Music has charms to calm the savage breast. All kinds of music . . . even rock 'n' roll.
Especially rock 'n' roll. In the four-hankie "The Music Never Stopped," a father reconnects with his brain-damaged son by acceptance another generation's music.
Jim Kohlberg's straighting debut is based on a real-life case study travel around by neurologist Oliver Sacks in the essay "The Last Hippie." It's an audience-friendly drama about family, disagreement and the curative power of music.
Set in the mid-1980s in upstate New York, the film centers on Henry and Helen Sawyer (J.K. Simmons, Cara Seymour), who learn that their long-estranged son Gabriel (Lou Taylor Pucci) has been found living on the streets.
Now 35, Gabriel has a brain tumor. It's removed, but so is his ability to produce new memories. Sometimes he talks in old advertising slogans; often he's catatonic.
The one thing he reacts to is music. Henry engages a therapist (Julia Ormond), who discovers that the patient comes alive when pay attention to tunes popular before the tumor began its ugly work. True, he thinks it's still 1969, but he can recall tiny details, make jokes and talk continually and enthusiastically about his favorite songs.
The problem is that Henry, who loves the big-band sound, illogically blames rock music for his son's estrangement. The only way they can truly converse is for Henry to immerse himself in "that damn music" of the '60s. More specifically, the Grateful Dead.
"Music" isn't always the most elegant film writers Gwyn Lurie and Gary Marks sometimes falter when balancing the film's present with the many flashbacks but it has a huge heart and great acting.
Simmons, perennially one of the best behind actors in American film and TV, gets a rare leading role and deftly negotiates the divide between Henry's parental love and his almost ridiculous hatred of rock.
Watching this film, a boomer experiences the same alteration as Gabriel. Certain songs right away take us back to when we first heard them.
Once it's lodged in your brain, a good song isn't going wherever. It's there for the duration.
Especially rock 'n' roll. In the four-hankie "The Music Never Stopped," a father reconnects with his brain-damaged son by acceptance another generation's music.
Jim Kohlberg's straighting debut is based on a real-life case study travel around by neurologist Oliver Sacks in the essay "The Last Hippie." It's an audience-friendly drama about family, disagreement and the curative power of music.
Set in the mid-1980s in upstate New York, the film centers on Henry and Helen Sawyer (J.K. Simmons, Cara Seymour), who learn that their long-estranged son Gabriel (Lou Taylor Pucci) has been found living on the streets.
Now 35, Gabriel has a brain tumor. It's removed, but so is his ability to produce new memories. Sometimes he talks in old advertising slogans; often he's catatonic.
The one thing he reacts to is music. Henry engages a therapist (Julia Ormond), who discovers that the patient comes alive when pay attention to tunes popular before the tumor began its ugly work.
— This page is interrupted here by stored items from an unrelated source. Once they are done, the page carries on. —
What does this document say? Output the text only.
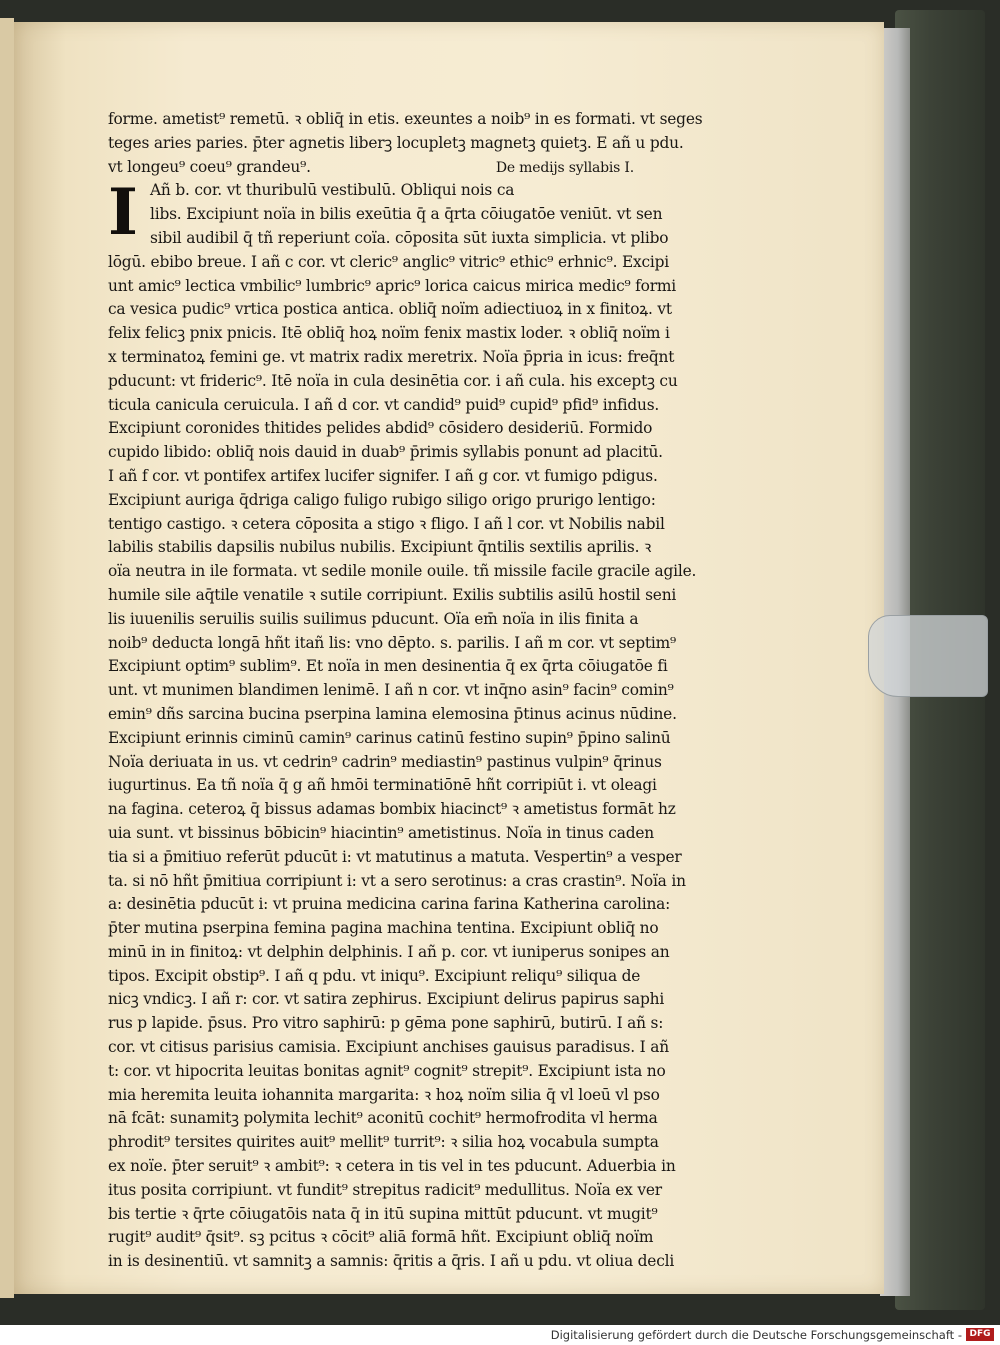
I
forme. ametist⁹ remetū. ꝛ obliq̄ in etis. exeuntes a noib⁹ in es formati. vt seges
teges aries paries. p̄ter agnetis liberꝫ locupletꝫ magnetꝫ quietꝫ. E añ u pdu.
vt longeu⁹ coeu⁹ grandeu⁹.	De medijs syllabis I.
Añ b. cor. vt thuribulū vestibulū. Obliqui nois ca
libs. Excipiunt noïa in bilis exeūtia q̄ a q̄rta cōiugatōe veniūt. vt sen
sibil audibil q̄ tñ reperiunt coïa. cōposita sūt iuxta simplicia. vt plibo
lōgū. ebibo breue. I añ c cor. vt cleric⁹ anglic⁹ vitric⁹ ethic⁹ erhnic⁹. Excipi
unt amic⁹ lectica vmbilic⁹ lumbric⁹ apric⁹ lorica caicus mirica medic⁹ formi
ca vesica pudic⁹ vrtica postica antica. obliq̄ noïm adiectiuoꝝ in x finitoꝝ. vt
felix felicꝫ pnix pnicis. Itē obliq̄ hoꝝ noïm fenix mastix loder. ꝛ obliq̄ noïm i
x terminatoꝝ femini ge. vt matrix radix meretrix. Noïa p̄pria in icus: freq̄nt
pducunt: vt frideric⁹. Itē noïa in cula desinētia cor. i añ cula. his exceptꝫ cu
ticula canicula ceruicula. I añ d cor. vt candid⁹ puid⁹ cupid⁹ pfid⁹ infidus.
Excipiunt coronides thitides pelides abdid⁹ cōsidero desideriū. Formido
cupido libido: obliq̄ nois dauid in duab⁹ p̄rimis syllabis ponunt ad placitū.
I añ f cor. vt pontifex artifex lucifer signifer. I añ g cor. vt fumigo pdigus.
Excipiunt auriga q̄driga caligo fuligo rubigo siligo origo prurigo lentigo:
tentigo castigo. ꝛ cetera cōposita a stigo ꝛ fligo. I añ l cor. vt Nobilis nabil
labilis stabilis dapsilis nubilus nubilis. Excipiunt q̄ntilis sextilis aprilis. ꝛ
oïa neutra in ile formata. vt sedile monile ouile. tñ missile facile gracile agile.
humile sile aq̄tile venatile ꝛ sutile corripiunt. Exilis subtilis asilū hostil seni
lis iuuenilis seruilis suilis suilimus pducunt. Oïa em̄ noïa in ilis finita a
noib⁹ deducta longā hñt itañ lis: vno dēpto. s. parilis. I añ m cor. vt septim⁹
Excipiunt optim⁹ sublim⁹. Et noïa in men desinentia q̄ ex q̄rta cōiugatōe fi
unt. vt munimen blandimen lenimē. I añ n cor. vt inq̄no asin⁹ facin⁹ comin⁹
emin⁹ dñs sarcina bucina pserpina lamina elemosina p̄tinus acinus nūdine.
Excipiunt erinnis ciminū camin⁹ carinus catinū festino supin⁹ p̄pino salinū
Noïa deriuata in us. vt cedrin⁹ cadrin⁹ mediastin⁹ pastinus vulpin⁹ q̄rinus
iugurtinus. Ea tñ noïa q̄ g añ hmōi terminatiōnē hñt corripiūt i. vt oleagi
na fagina. ceteroꝝ q̄ bissus adamas bombix hiacinct⁹ ꝛ ametistus formāt hz
uia sunt. vt bissinus bōbicin⁹ hiacintin⁹ ametistinus. Noïa in tinus caden
tia si a p̄mitiuo referūt pducūt i: vt matutinus a matuta. Vespertin⁹ a vesper
ta. si nō hñt p̄mitiua corripiunt i: vt a sero serotinus: a cras crastin⁹. Noïa in
a: desinētia pducūt i: vt pruina medicina carina farina Katherina carolina:
p̄ter mutina pserpina femina pagina machina tentina. Excipiunt obliq̄ no
minū in in finitoꝝ: vt delphin delphinis. I añ p. cor. vt iuniperus sonipes an
tipos. Excipit obstip⁹. I añ q pdu. vt iniqu⁹. Excipiunt reliqu⁹ siliqua de
nicꝫ vndicꝫ. I añ r: cor. vt satira zephirus. Excipiunt delirus papirus saphi
rus p lapide. p̄sus. Pro vitro saphirū: p gēma pone saphirū, butirū. I añ s:
cor. vt citisus parisius camisia. Excipiunt anchises gauisus paradisus. I añ
t: cor. vt hipocrita leuitas bonitas agnit⁹ cognit⁹ strepit⁹. Excipiunt ista no
mia heremita leuita iohannita margarita: ꝛ hoꝝ noïm silia q̄ vl loeū vl pso
nā fcāt: sunamitꝫ polymita lechit⁹ aconitū cochit⁹ hermofrodita vl herma
phrodit⁹ tersites quirites auit⁹ mellit⁹ turrit⁹: ꝛ silia hoꝝ vocabula sumpta
ex noïe. p̄ter seruit⁹ ꝛ ambit⁹: ꝛ cetera in tis vel in tes pducunt. Aduerbia in
itus posita corripiunt. vt fundit⁹ strepitus radicit⁹ medullitus. Noïa ex ver
bis tertie ꝛ q̄rte cōiugatōis nata q̄ in itū supina mittūt pducunt. vt mugit⁹
rugit⁹ audit⁹ q̄sit⁹. sꝫ pcitus ꝛ cōcit⁹ aliā formā hñt. Excipiunt obliq̄ noïm
in is desinentiū. vt samnitꝫ a samnis: q̄ritis a q̄ris. I añ u pdu. vt oliua decli
Digitalisierung gefördert durch die Deutsche Forschungsgemeinschaft - DFG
True, he thinks it's still 1969, but he can recall tiny details, make jokes and talk continually and enthusiastically about his favorite songs.
The problem is that Henry, who loves the big-band sound, illogically blames rock music for his son's estrangement. The only way they can truly converse is for Henry to immerse himself in "that damn music" of the '60s. More specifically, the Grateful Dead.
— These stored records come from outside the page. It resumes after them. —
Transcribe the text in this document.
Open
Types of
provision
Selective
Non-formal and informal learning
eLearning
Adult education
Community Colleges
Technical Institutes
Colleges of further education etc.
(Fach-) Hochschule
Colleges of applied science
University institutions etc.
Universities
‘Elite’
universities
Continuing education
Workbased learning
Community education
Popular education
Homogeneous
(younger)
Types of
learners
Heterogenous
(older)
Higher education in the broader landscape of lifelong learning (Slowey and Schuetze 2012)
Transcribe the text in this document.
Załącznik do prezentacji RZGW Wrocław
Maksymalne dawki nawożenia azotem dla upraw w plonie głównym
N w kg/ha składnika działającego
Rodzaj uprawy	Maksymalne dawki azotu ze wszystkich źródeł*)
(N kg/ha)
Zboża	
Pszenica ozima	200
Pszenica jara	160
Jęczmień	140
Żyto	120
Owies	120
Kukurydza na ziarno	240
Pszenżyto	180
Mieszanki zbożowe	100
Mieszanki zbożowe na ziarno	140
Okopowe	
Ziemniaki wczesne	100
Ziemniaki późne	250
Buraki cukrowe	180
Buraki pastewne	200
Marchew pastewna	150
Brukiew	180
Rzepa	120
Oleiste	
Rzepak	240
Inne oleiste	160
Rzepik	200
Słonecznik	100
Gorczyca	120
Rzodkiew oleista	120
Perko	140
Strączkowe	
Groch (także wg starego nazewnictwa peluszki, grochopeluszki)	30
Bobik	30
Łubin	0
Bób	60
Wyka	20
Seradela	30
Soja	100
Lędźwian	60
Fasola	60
"Music" isn't always the most elegant film writers Gwyn Lurie and Gary Marks sometimes falter when balancing the film's present with the many flashbacks but it has a huge heart and great acting.
Simmons, perennially one of the best behind actors in American film and TV, gets a rare leading role and deftly negotiates the divide between Henry's parental love and his almost ridiculous hatred of rock.
Watching this film, a boomer experiences the same alteration as Gabriel. Certain songs right away take us back to when we first heard them.
Once it's lodged in your brain, a good song isn't going wherever. It's there for the duration.